His visit had been so brief that when Mary, slightly shaky, poured away his coffee it was still hot.

XI

Howard had told Shirley that he did not feel well, that he thought he had better stay in bed and rest, and that the Copper Kettle could run without him for an afternoon.

‘I’ll call Mo,’ he said.

‘No, I’ll call her,’ said Shirley sharply.

As she closed the bedroom door on him, Shirley thought, He’s using his heart .

He had said, ‘Don’t be silly, Shirl’, and then, ‘It’s rubbish, bloody rubbish’, and she had not pressed him. Years of genteel avoidance of grisly topics (Shirley had been literally struck dumb when twenty-three-year-old Patricia had said: ‘I’m gay, Mum.’) seemed to have muzzled something inside her.

The doorbell rang. Lexie said, ‘Dad told me to come round here. He and Mum have got something to do. Where’s Grandad?’

‘In bed,’ said Shirley. ‘He overdid it a bit last night.’

‘It was a good party, wasn’t it?’ said Lexie.

‘Yes, lovely,’ said Shirley, with a tempest building inside her.

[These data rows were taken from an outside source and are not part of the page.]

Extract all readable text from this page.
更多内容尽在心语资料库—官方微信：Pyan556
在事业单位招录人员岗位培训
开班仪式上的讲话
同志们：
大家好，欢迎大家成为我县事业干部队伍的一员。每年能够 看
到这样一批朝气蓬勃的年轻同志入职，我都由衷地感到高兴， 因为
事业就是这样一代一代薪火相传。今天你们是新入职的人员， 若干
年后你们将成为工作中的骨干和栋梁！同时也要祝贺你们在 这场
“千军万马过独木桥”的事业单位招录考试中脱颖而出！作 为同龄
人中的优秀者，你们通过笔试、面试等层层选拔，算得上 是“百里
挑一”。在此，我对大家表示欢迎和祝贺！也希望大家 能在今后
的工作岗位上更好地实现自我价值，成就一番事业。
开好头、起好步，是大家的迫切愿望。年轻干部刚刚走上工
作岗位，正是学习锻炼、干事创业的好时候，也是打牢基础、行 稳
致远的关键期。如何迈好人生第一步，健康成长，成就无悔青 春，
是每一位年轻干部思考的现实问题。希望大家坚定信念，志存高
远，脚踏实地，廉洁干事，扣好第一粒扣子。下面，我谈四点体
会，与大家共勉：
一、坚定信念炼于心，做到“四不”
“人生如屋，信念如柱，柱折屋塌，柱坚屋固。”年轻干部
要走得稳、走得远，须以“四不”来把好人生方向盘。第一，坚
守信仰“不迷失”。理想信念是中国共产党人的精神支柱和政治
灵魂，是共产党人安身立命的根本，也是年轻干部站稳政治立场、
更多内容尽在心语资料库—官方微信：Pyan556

After a while, her granddaughter’s prattling wore Shirley down.

‘Let’s have lunch at the café,’ she suggested. ‘Howard,’ she called through the closed bedroom door, ‘I’m taking Lexie for lunch at the Copper Kettle.’

He sounded worried, and she was glad. She was not afraid of Maureen. She would look Maureen right in the face…

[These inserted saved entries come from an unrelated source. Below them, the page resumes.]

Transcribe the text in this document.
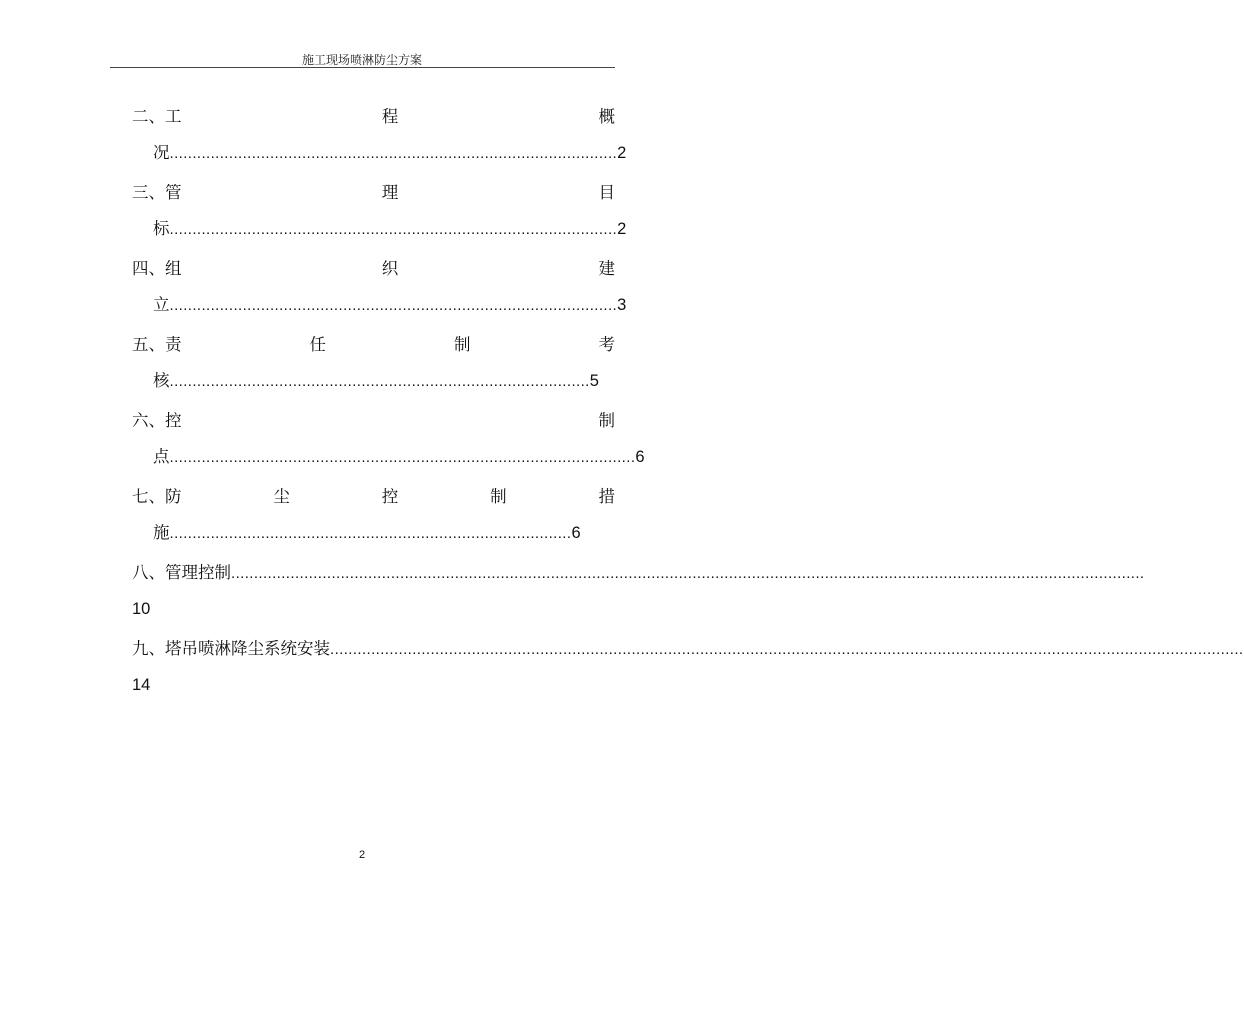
施工现场喷淋防尘方案
二、工	程	概
况..................................................................................................2
三、管	理	目
标..................................................................................................2
四、组	织	建
立..................................................................................................3
五、责	任	制	考
核............................................................................................5
六、控	制
点......................................................................................................6
七、防	尘	控	制	措
施........................................................................................6
八、 管理控制 ........................................................................................................................................................................................................
10
九、 塔吊喷淋降尘系统安装 ........................................................................................................................................................................................................
14
2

But it occurred to Shirley, as she walked, that Howard might have telephoned Maureen the moment she had left the bungalow. She was so stupid… somehow, she had thought that, in calling Maureen herself about Howard’s illness, she had stopped them communicating… she was forgetting…

The familiar, well-loved streets seemed different, strange. She had taken a regular inventory of the window she presented to this lovely little world: wife and mother, hospital volunteer, secretary to the Parish Council, First Citizeness; and Pagford had been her mirror, reflecting, in its polite respect, her value and her worth. But the Ghost had taken a rubber stamp and smeared across the pristine surface of her life a revelation that would nullify it all: ‘her husband was sleeping with his business partner, and she never knew…’

It would be all that anyone said, when she was mentioned; all that they ever remembered about her.

She pushed open the door of the café; the bell tinkled, and Lexie said, ‘There’s Peanut Price.’

‘Howard all right?’ croaked Maureen.

‘Just tired,’ said Shirley, moving smoothly to a table and sitting down, her heart beating so fast that she wondered whether she might have a coronary herself.